I don’t usually recommend specific accommodations, but I have to make an exception for Isunga Lodge, a beautiful lodge placed on a hill, overlooking a mesmerizing valley. But more than the beauty of the place, the cleanliness, the good food is the outstanding service provided by the owners and the staff. By the way, I shot this photos from the lounge:
The second best spot for wildlife is the Queen Elizabeth National Park, the main and biggest national park in Uganda, that can be divided in two different parts: Ishasha sector and Kazinga Channel.
Queen Elizabeth NP: Ishasha Sector
There is one and very good reason to come to the far-west side of Queen Elizabeth National Park: the tree climbing lions.
This population of lions has the habit to climb up fig trees to escape the extreme heat on the ground, especially during midday hours (from 11am to 3pm).
They are not the only ones in the world, but surely the most famous ones!
You have to remember anyway that the number of lions is actually very low and sometimes the cross the border to Congo, so you have to be lucky.
If they are within the park, is very easy to spot them, just look for fig trees, within the branches.
You can spend 1-2 days here looking and shooting lions, but beware that the concentration of wildlife in the area is actually pretty low: we just saw some impalas, buffalos and hear hippos near the river.
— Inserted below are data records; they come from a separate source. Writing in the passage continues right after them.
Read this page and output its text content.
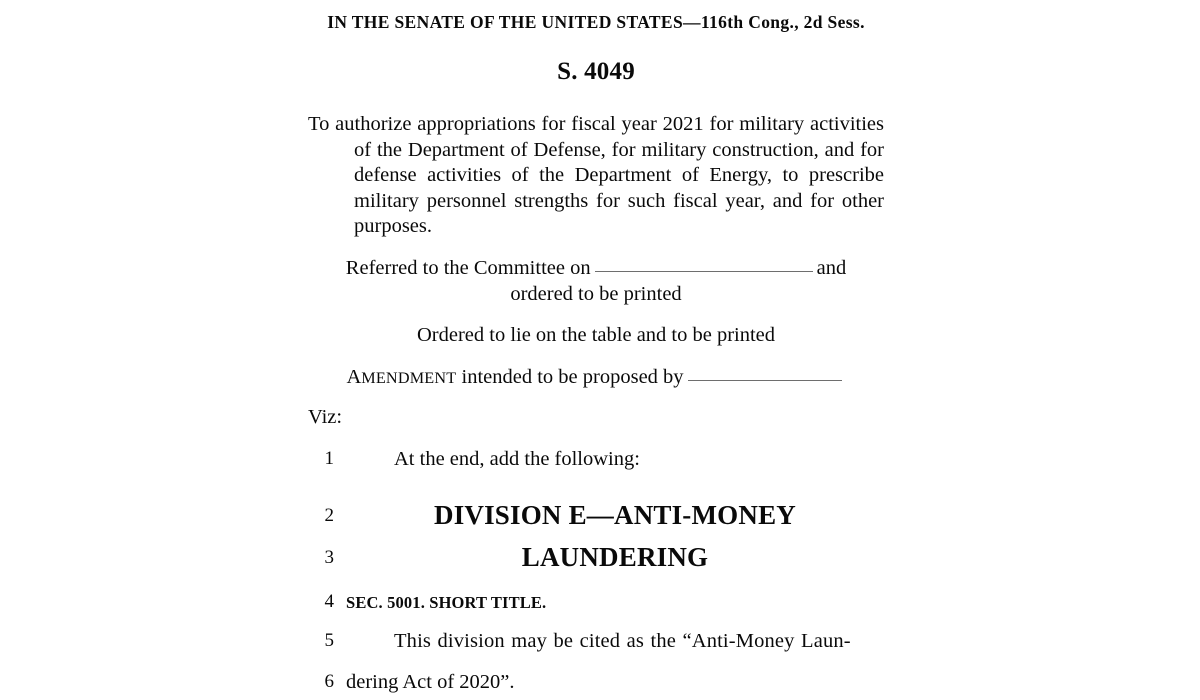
IN THE SENATE OF THE UNITED STATES—116th Cong., 2d Sess.
S. 4049
To authorize appropriations for fiscal year 2021 for military activities of the Department of Defense, for military construction, and for defense activities of the Department of Energy, to prescribe military personnel strengths for such fiscal year, and for other purposes.
Referred to the Committee on	and
ordered to be printed
Ordered to lie on the table and to be printed
AMENDMENT intended to be proposed by
Viz:
1	At the end, add the following:
2	DIVISION E—ANTI-MONEY
3	LAUNDERING
4 SEC. 5001. SHORT TITLE.
5	This division may be cited as the “Anti-Money Laun-
6 dering Act of 2020”.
So don’t spend more than 1-2 days around here.
Queen Elizabeth NP Kazinga Channel
Kazinga channel is a 40 km stream of water that connects Lake Georgia and Lake Victoria, and home to an amazing concentration of safari wildlife, that is why is the top 1 spot for wildlife spotting and photography.
My recommendation is to do 1 or 2 boat tours, 1 during midday (where the thirsty animals come to drink water) and 1 in the sunset-early morning, to get a better light for photography.
There are the official national park safari boat, that departure near the mweya safari lodge (the most expensive lodge in the area), and the community boat tours, organized by local villagers. These are a good addition to the experience, plus you will help the local communities (you can book them through here).
Queen Elizabeth National Park game drives
Around the Kazinga Channel, there are many tracks for game drives. As wildlife, you can expect to see herbivores (like gazelles and antelopes), elephants (some big herds here), lions (more difficult), leopard (we spotted one, very rare), hyenas, hippos, buffalos.
There are no giraffes and no cheetah.
There is also the possibility to do night game drives, where a ranger comes with you on your vehicle (if you have one, otherwise you can rent it) equipped with a huge torch. It was among the highlight of the experience, especially when we follow a pack of lions beginning the hunt. Don’t miss this experience.